There aren’t many Mike McWherter for Governor signs along the 35-mile stretch of Sparta Pike between Lebanon and Smithville. To be fair, there aren’t many Bill Haslam for Governor signs either. But the Haslam signs outnumber McWherter’s 2-to-1.
Does this mean anything? Not sure. Normal people probably don’t care to think much about it. And normal people, in this scenario, are people who do not bury their noses in political campaigns, people whose regular, workaday lives require the majority of their concentration and energy. They are the people whom candidates for high political office, often of a tax bracket unfamiliar to normal people, seem to want to emulate while they’re campaigning, whether it’s through TV ads conveying a deep affection for simple things like chocolate pie, or a series of events where the candidate dons workingman duds and hangs out at a factory for a couple hours.
Other people, who do spend their time analyzing political campaigns, might say Yes, this is the kind of thing that matters. It says something about the candidate’s reach, or his ability to touch the brains of normal people in a positive way. Perhaps it’s a measure of a candidate’s war chest; maybe Haslam, a much better funded candidate, has purchased and placed (via his campaign) more signs than McWherter. Because money matters.
At the very least, people who spend their time analyzing campaigns would probably assign some meaning to the fact that, on a random piece of Tennessee highway far enough removed from Nashville to see stars at night and where the array of signage for local and state races is a reminder of that cliché about all politics being local, McWherter is getting his ass kicked.
In a year when two-term Democratic Gov. Phil Bredesen will exit with widespread approval, it has become conventional to say that McWherter is an underdog. The man who inherited the dynamic political legacy of his father, former Gov. Ned McWherter, lags in all major indicators: polling, fundraising, endorsements, even basic messaging.
By the beginning of October, two weeks before early voting and a full month in front of Election Day, McWherter still seemed invisible, despite four television ads and one radio spot since mid-summer. Promises of a forthcoming blitz of television ads notwithstanding, the Democratic candidate was running a school board-style campaign for the state’s highest office — with a month on the clock. McWherter told The City Paper his campaign’s internal motto is “run silent, run deep” — like a submarine.
The problem is, with early voting imminent and Election Day just around the corner, silence is about as virtuous as a sex scandal.
Nice guys finish …
To this point, save one ill-fated connect-the-dots routine implying that Haslam has ties to Iran’s nuclear program, McWherter has been the Nice Guy to his opponent’s Nice Guy shtick. When you talk to him, and when he talks to voters, there is not an ounce of vitriol or viciousness in his voice. His countenance is pleasant and forward.
“I think you’re trying to find any gaps in the Haslam positive story,” said Bruce Oppenheimer, a political science professor at Vanderbilt University. “That’s one way you’re going at it.”
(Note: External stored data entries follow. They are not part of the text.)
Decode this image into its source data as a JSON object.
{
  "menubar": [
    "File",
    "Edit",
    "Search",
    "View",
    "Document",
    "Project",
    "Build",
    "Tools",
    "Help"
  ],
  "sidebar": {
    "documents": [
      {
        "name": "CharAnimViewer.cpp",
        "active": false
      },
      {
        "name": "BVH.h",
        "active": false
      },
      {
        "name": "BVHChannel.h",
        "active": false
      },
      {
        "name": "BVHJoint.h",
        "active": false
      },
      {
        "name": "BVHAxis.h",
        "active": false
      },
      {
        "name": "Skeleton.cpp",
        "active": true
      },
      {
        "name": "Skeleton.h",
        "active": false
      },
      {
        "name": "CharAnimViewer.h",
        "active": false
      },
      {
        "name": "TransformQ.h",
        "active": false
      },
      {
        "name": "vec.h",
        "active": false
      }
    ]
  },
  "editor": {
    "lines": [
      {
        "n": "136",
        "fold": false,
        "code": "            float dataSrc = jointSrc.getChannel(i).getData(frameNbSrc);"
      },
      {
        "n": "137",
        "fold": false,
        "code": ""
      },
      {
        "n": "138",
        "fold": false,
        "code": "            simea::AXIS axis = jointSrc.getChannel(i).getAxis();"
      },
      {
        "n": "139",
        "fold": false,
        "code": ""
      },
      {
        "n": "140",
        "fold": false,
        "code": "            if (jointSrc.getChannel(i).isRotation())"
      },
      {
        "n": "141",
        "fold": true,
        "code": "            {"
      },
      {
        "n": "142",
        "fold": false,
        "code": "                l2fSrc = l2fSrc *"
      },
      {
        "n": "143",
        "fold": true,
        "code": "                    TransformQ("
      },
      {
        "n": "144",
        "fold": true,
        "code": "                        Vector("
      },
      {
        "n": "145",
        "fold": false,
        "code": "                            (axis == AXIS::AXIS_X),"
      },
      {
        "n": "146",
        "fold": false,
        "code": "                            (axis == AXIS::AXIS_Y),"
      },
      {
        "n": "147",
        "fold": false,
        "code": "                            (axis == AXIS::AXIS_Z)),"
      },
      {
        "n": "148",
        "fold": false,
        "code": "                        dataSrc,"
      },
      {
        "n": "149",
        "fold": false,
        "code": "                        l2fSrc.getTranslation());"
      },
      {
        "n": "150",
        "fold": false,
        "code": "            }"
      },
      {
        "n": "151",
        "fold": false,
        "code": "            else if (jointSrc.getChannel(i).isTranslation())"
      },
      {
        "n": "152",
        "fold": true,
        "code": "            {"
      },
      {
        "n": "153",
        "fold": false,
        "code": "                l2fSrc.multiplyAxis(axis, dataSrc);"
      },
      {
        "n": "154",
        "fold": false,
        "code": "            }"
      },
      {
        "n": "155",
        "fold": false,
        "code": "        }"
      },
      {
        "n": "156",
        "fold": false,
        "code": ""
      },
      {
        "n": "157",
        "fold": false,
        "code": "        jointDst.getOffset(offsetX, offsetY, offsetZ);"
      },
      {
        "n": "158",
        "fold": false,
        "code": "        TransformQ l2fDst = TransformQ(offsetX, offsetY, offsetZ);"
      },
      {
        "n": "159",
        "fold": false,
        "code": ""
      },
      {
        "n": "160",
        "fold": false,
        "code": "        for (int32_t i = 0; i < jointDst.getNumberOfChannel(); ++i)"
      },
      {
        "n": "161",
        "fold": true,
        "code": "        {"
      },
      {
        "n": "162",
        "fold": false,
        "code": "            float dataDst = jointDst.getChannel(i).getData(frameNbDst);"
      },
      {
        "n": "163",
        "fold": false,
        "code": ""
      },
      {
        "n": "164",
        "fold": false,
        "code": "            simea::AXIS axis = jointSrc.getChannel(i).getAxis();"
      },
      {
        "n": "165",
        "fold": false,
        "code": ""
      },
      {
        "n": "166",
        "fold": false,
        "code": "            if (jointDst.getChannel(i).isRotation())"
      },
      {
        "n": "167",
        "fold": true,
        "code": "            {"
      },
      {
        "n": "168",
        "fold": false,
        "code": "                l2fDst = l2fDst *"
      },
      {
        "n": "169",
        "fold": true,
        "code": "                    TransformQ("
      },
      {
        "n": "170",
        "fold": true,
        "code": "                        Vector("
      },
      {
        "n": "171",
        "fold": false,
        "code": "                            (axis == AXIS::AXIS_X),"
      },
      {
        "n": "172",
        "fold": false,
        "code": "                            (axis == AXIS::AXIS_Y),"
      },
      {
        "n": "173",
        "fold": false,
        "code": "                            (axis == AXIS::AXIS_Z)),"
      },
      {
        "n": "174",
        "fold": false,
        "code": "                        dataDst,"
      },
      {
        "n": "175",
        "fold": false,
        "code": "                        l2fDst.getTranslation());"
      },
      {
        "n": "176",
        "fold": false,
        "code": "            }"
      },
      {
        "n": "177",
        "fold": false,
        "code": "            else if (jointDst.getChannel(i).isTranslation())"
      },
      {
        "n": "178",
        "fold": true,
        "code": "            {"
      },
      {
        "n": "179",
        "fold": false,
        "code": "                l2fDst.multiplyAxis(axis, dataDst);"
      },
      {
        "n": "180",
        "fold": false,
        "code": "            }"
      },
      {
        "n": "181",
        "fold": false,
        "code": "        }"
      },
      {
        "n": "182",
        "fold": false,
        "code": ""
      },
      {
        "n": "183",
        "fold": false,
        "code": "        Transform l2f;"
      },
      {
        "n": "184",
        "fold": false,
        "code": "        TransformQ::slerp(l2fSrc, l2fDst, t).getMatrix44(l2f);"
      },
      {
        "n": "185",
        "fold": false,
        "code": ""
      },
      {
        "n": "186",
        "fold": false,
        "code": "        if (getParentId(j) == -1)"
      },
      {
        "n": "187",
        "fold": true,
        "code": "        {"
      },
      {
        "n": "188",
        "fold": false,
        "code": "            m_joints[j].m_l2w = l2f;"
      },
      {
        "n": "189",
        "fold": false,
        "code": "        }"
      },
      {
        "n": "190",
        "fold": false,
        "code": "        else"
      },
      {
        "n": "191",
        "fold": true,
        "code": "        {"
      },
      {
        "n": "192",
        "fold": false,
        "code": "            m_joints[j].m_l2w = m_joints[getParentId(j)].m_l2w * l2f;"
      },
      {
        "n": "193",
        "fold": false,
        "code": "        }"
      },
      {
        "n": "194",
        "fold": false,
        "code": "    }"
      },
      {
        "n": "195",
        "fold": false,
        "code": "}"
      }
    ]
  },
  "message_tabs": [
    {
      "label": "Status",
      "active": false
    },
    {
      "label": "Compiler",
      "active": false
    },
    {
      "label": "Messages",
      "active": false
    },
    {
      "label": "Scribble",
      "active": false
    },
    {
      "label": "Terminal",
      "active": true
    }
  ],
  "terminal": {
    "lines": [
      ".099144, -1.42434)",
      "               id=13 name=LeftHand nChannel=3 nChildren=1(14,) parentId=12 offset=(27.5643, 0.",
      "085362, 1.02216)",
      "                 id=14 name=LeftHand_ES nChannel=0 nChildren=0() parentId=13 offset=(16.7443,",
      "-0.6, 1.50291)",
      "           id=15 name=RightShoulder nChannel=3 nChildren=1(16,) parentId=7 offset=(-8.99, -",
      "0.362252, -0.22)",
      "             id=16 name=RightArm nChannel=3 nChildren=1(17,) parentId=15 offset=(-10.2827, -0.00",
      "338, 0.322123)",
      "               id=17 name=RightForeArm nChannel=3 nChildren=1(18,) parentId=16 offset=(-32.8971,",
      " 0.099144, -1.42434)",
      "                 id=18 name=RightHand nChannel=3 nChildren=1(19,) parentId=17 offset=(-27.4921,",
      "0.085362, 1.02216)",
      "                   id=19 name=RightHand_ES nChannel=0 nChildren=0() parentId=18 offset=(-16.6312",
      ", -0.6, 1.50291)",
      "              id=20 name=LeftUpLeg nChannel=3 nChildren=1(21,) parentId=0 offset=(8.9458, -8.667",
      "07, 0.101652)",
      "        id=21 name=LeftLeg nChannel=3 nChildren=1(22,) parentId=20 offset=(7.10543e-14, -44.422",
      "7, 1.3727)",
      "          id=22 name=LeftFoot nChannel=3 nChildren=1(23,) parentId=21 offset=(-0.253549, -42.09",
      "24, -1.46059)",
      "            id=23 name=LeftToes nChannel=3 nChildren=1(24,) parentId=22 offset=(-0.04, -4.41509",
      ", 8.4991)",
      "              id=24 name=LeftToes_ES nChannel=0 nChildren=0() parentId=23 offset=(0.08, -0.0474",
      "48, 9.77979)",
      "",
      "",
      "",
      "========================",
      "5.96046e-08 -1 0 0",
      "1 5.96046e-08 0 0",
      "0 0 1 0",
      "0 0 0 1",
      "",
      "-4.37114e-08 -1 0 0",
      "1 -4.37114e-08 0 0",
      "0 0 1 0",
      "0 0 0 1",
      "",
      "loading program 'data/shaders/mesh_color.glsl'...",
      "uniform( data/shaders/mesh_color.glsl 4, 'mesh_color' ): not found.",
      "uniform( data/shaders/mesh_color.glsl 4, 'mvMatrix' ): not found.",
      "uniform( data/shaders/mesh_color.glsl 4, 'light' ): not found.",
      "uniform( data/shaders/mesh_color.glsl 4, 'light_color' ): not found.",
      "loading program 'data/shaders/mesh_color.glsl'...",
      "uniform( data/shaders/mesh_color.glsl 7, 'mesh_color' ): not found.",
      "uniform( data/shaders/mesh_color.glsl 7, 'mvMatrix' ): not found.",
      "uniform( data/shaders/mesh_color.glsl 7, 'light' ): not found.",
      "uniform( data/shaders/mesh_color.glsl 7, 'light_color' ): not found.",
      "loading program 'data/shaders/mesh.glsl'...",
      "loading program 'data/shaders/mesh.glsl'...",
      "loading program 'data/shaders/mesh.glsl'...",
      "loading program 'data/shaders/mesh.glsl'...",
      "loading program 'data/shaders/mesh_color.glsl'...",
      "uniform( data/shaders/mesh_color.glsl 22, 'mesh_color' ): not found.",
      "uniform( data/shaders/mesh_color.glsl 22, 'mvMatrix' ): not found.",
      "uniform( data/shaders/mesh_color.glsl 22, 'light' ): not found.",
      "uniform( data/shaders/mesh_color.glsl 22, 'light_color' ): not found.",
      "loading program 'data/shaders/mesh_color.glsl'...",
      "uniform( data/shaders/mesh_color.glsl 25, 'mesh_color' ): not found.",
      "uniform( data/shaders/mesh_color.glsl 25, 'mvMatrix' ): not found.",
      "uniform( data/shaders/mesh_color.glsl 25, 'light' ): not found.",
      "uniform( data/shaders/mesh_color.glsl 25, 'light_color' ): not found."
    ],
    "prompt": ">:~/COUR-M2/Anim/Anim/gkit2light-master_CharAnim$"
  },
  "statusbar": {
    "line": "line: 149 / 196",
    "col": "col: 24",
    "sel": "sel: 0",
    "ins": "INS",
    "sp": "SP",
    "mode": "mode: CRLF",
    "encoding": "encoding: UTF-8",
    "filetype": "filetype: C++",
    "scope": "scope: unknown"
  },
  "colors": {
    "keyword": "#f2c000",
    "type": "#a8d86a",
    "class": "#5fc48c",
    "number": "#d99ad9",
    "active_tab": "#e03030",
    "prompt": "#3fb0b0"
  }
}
Perhaps that’s coming. The surprise attack — the “silent” portion of the submarine metaphor — is headed for Haslam, McWherter explained. The campaign launched a statewide television ad on Thursday that touts his personal story and a plan to provide tax incentives to small businesses. They planned to add another, criticizing Haslam, on Monday.
As for the deep part, the campaign’s calculus is this: Rather than spend money (which has been comparatively scarce, from his uncontested primary until now) on advertising, McWherter has hustled through the rural parts of the state, knocking on doors, appearing at myriad events and generally shaking every extended hand.
McWherter is a natural in this territory, like a campaign-’99-era George W. Bush, the kind of dude you may want to have a beer with. He seems like a fun guy — maybe you’d even hijack a beer truck. The problem with this, as more than enough writers and thinkers and political tinkerers have pointed out during the last decade, is that you don’t necessarily want your bar buddy balancing the state budget.
Near the end of September, I spent a day on the road with the McWherter campaign. Everything about it was typical: meeting people, shaking hands, passing out cards and asking for votes.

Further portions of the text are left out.